What this is
For people who are comfortable in an editor and want the AI right where they work. You vibe-code in Cursor, its agent writes and refactors across files, you review the diffs, and when you’ve got something worth sharing, Revdoku’s CLI publishes the whole folder to a live URL. No separate hosting setup, no CI; revdoku p . from the project directory is the entire deploy step.
When to pick this stack
- You already live in VS Code / Cursor and want building and publishing in the same flow.
- The project is real files on disk (a static site, a built front-end, a prototype) that you want online fast.
- You like keeping editorial control over the agent’s changes rather than fully delegating.
How publishing works (Revdoku)
From the project folder, revdoku p . uploads the files and returns a live URL. (No CLI yet? curl -fsSL https://revdoku.com/install.sh | bash installs it.) You set how open the link is:
- Public, anyone with the link.
- Password-protected, the link plus a shared password.
- Password + email, visitors enter a password and their email, with optional email confirmation to verify the address.

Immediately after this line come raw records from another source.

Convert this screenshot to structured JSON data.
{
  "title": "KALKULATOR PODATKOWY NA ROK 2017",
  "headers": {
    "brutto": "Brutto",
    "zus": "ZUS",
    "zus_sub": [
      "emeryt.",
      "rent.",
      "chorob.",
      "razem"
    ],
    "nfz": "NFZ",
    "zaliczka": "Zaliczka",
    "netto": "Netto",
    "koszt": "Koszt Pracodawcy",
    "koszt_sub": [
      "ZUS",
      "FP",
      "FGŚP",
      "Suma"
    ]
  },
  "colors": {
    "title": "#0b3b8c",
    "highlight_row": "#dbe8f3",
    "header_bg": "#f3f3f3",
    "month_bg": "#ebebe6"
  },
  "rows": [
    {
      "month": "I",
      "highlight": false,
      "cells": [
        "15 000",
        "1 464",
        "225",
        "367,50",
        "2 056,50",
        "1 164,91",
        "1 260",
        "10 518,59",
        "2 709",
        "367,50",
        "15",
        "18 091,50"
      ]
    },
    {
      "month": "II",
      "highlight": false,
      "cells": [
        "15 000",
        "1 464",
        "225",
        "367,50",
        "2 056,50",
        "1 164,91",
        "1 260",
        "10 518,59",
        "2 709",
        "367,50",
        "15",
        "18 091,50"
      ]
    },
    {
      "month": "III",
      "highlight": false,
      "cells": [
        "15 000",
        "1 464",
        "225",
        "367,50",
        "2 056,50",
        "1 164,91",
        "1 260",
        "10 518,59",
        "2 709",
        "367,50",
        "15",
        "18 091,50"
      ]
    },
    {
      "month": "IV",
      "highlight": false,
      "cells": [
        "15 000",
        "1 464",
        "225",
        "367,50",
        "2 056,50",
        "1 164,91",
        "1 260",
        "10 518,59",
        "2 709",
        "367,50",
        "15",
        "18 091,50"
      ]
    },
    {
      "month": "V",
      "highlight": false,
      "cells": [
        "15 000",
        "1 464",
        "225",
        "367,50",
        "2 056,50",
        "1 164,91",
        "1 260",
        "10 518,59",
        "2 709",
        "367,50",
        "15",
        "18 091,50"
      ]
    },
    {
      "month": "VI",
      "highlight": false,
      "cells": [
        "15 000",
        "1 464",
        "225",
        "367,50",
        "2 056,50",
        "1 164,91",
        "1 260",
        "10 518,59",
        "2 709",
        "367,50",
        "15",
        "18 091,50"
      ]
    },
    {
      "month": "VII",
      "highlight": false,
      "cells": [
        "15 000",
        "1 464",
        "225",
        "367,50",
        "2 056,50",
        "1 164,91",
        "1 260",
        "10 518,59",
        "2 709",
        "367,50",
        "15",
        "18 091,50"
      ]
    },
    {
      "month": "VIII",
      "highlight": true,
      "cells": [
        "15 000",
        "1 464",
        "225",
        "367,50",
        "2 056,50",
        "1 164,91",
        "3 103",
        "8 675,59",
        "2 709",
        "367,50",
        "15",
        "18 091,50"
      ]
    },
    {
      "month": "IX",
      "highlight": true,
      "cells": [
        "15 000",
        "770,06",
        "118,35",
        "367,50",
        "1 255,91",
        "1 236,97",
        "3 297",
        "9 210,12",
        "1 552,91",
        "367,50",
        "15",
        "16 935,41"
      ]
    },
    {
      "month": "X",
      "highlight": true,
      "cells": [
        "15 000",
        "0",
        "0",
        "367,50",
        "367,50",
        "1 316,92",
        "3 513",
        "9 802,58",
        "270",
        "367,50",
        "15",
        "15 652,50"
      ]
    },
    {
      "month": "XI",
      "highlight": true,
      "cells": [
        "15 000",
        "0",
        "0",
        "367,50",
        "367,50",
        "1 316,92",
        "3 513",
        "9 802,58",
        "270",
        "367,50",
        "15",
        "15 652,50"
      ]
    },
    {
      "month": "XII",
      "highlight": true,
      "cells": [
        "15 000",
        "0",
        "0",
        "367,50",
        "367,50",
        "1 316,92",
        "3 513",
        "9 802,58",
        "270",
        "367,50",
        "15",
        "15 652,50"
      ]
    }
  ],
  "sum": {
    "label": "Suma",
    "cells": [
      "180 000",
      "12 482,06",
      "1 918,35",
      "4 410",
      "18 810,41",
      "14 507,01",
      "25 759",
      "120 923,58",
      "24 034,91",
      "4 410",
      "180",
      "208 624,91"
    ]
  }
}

Revdoku reports analytics on how the site is used, and in password + email mode that’s per visitor, you can see which email opened the build and how they used it. Re-running publish updates the same URL, and the free plan covers early projects.
What we’d swap
- Cursor → Windsurf: same idea with a more autonomous agent (Cascade) if you prefer “describe the goal” over “approve each edit.”
- Revdoku stays put: it publishes whatever the editor produces, so the publish step doesn’t change when you switch editors.
Common gotchas
- If you’re using a framework (Next, Vite, etc.), publish the built output folder (e.g.
dist/), not the source, Revdoku serves static files. - Mind what’s in the folder you publish: don’t ship
.envfiles,node_modules, or local secrets along with the site.